Les conquistadors indigènes : L’histoire la moins racontée

 

L’un des aspects les plus surprenants de la rencontre est que « 95% des conquistadors étaient indigènes ». De nombreux peuples américains virent dans les Espagnols une opportunité de se libérer de la domination d’empires comme l’aztèque ou l’inca.

Les Tlaxcaltèques, par exemple, « reprochaient qu’Hernán Cortés n’aurait rien obtenu sans eux ». Ces « conquistadors indigènes » voyagèrent même en Espagne pour réclamer des titres nobiliaires et des privilèges, se considérant « aussi conquistadors qu’Hernán Cortés ».

 

Conclusion : La rencontre d’humanités

 

La rencontre entre Espagnols et indigènes américains ne fut pas simplement le choc entre « civilisés » et « primitifs », mais la rencontre entre deux humanités également complexes, chacune avec ses propres façons sophistiquées de comprendre le monde.

Les malentendus initiaux – depuis la confusion sur les chevaux jusqu’à l’échange d’objets avec des valeurs symboliques différentes – révèlent comment chaque culture interpréta « l’autre » depuis ses propres cadres de référence.
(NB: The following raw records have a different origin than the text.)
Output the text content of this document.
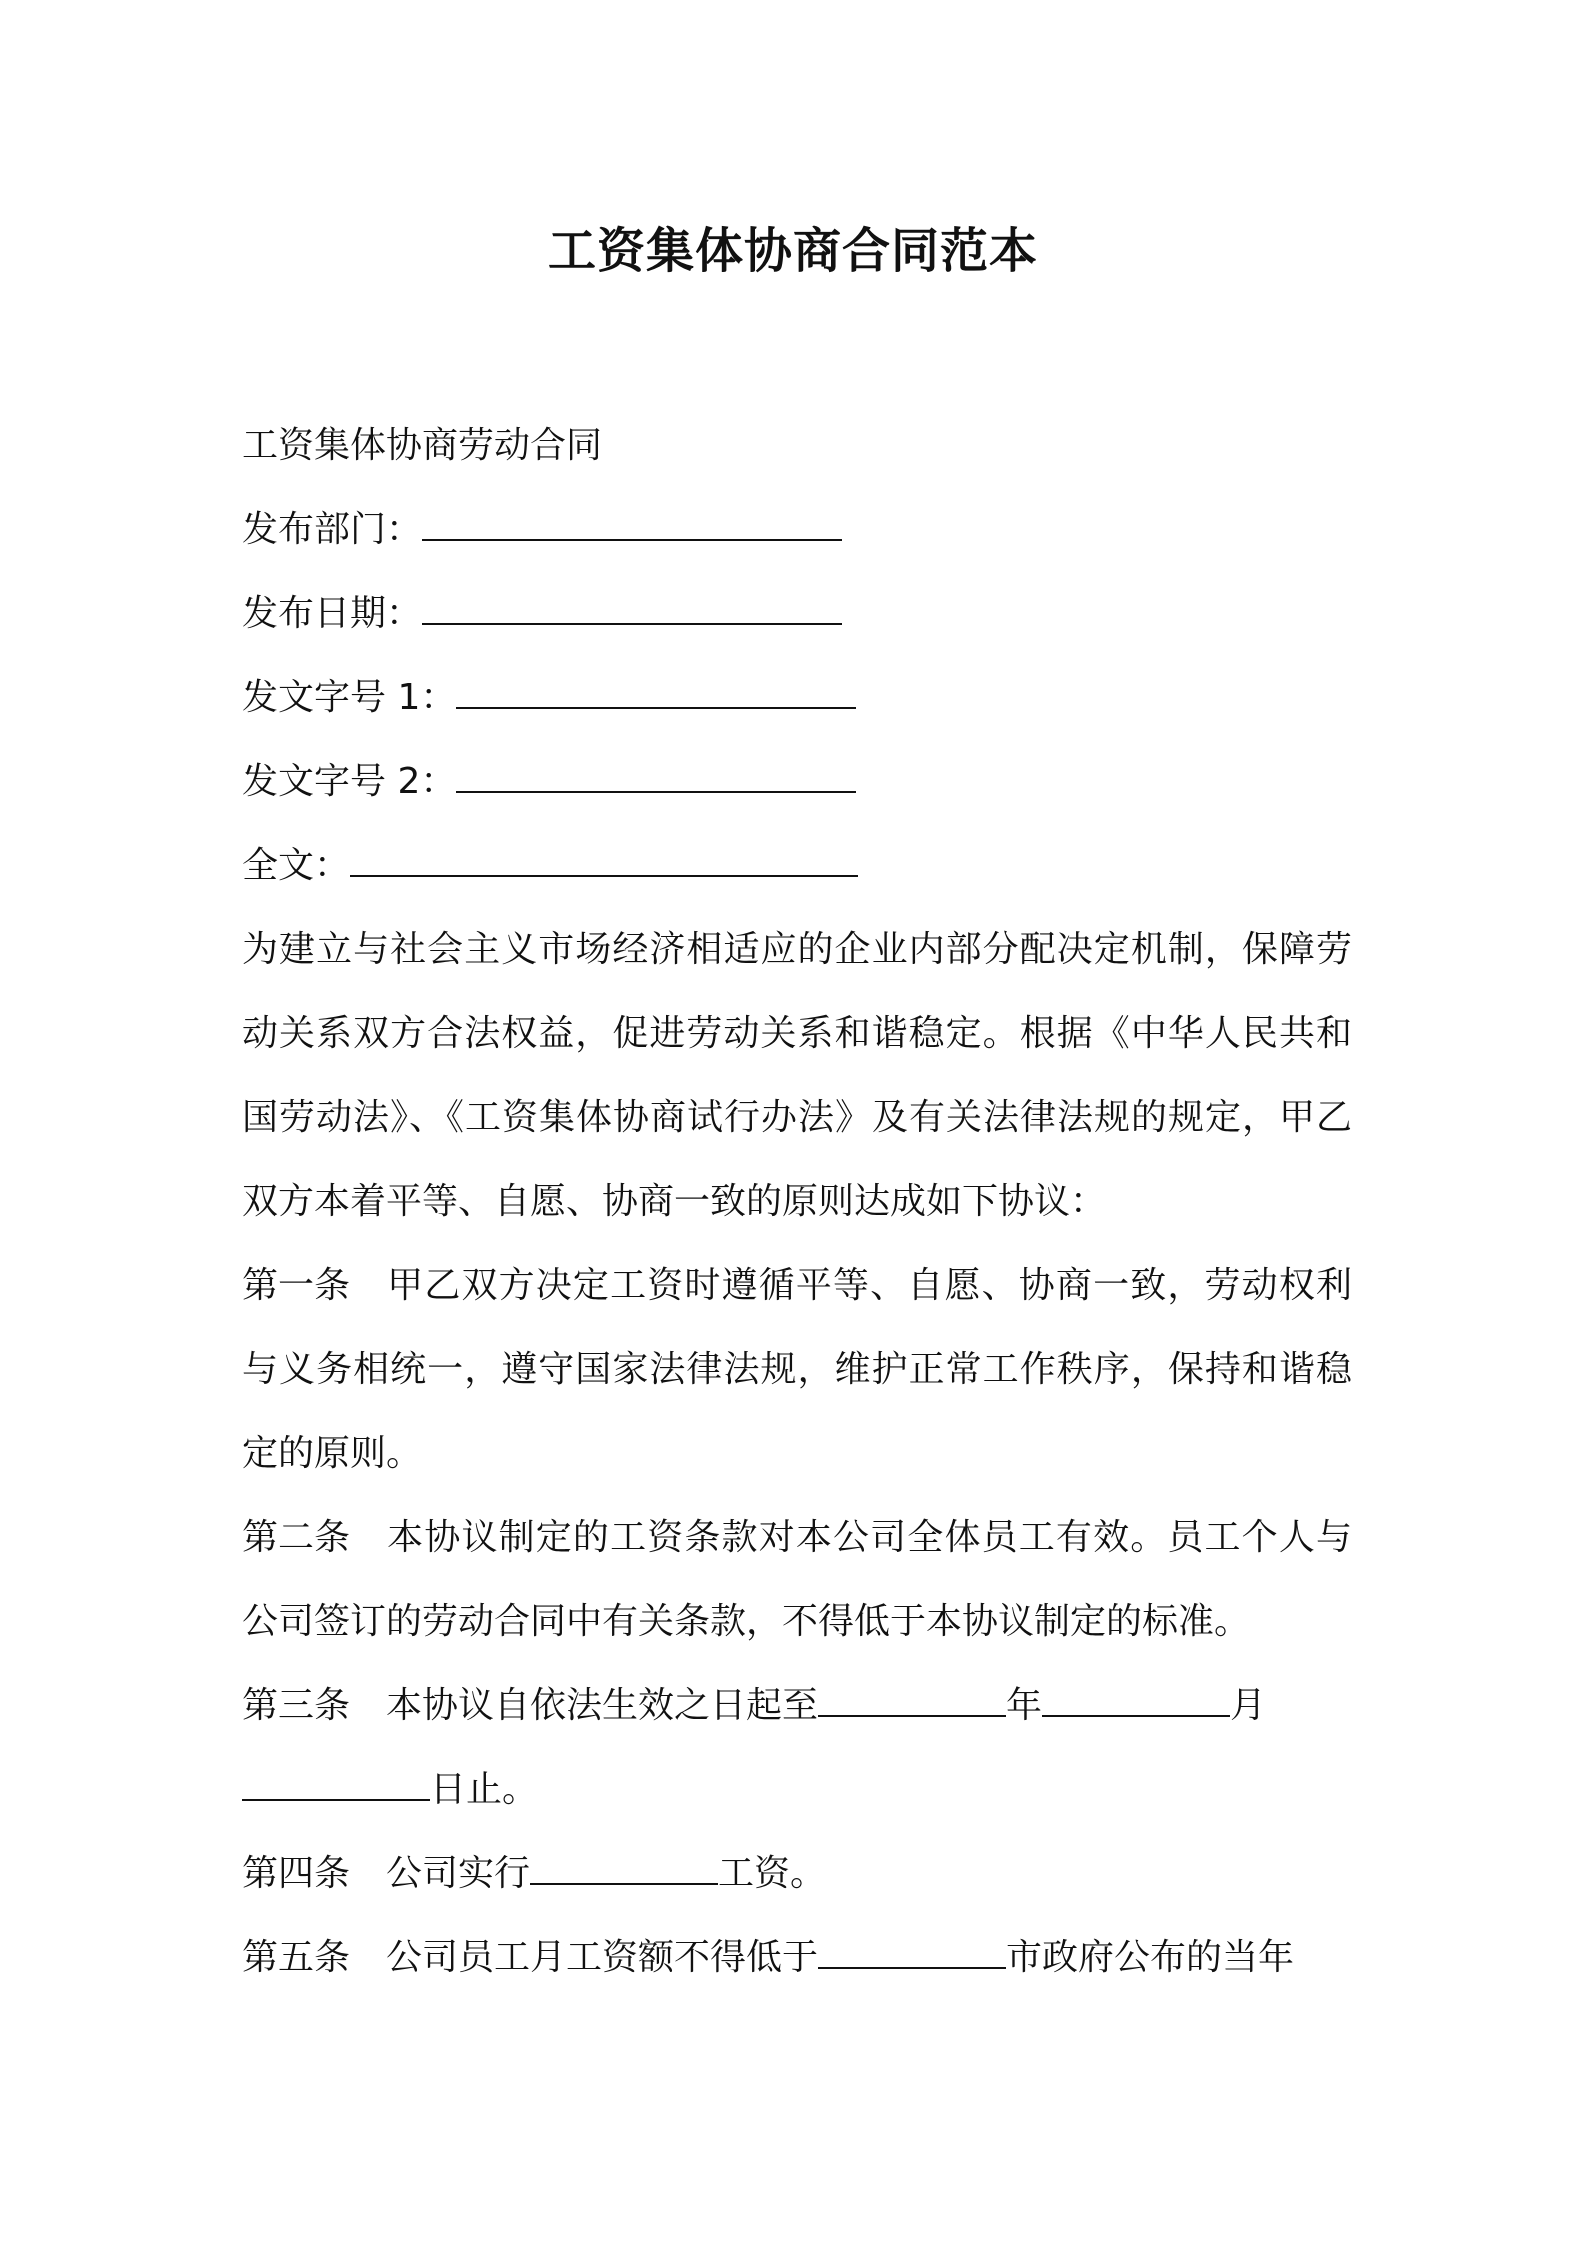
工资集体协商合同范本
工资集体协商劳动合同
发布部门：
发布日期：
发文字号 1：
发文字号 2：
全文：
为建立与社会主义市场经济相适应的企业内部分配决定机制，保障劳动关系双方合法权益，促进劳动关系和谐稳定。根据《中华人民共和国劳动法》、《工资集体协商试行办法》及有关法律法规的规定，甲乙双方本着平等、自愿、协商一致的原则达成如下协议：
第一条 甲乙双方决定工资时遵循平等、自愿、协商一致，劳动权利与义务相统一，遵守国家法律法规，维护正常工作秩序，保持和谐稳定的原则。
第二条 本协议制定的工资条款对本公司全体员工有效。员工个人与公司签订的劳动合同中有关条款，不得低于本协议制定的标准。
第三条 本协议自依法生效之日起至	年	月
日止。
第四条 公司实行	工资。
第五条 公司员工月工资额不得低于	市政府公布的当年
Avec le temps, les deux groupes démontrèrent une remarquable capacité d’adaptation et d’apprentissage mutuel.

Cette rencontre de deux mondes, avec tous ses malentendus et tragédies, généra aussi un échange culturel, technologique et biologique qui transforma à jamais l’histoire de l’humanité. Les descendants de cette rencontre, c’est nous : une civilisation métisse qui combine des éléments des deux mondes en une synthèse culturelle unique.

L’histoire de la découverte n’est pas seulement l’histoire de la conquête, mais l’histoire de comment l’humanité apprit à se reconnaître dans le miroir de l’autre, si différent soit-il.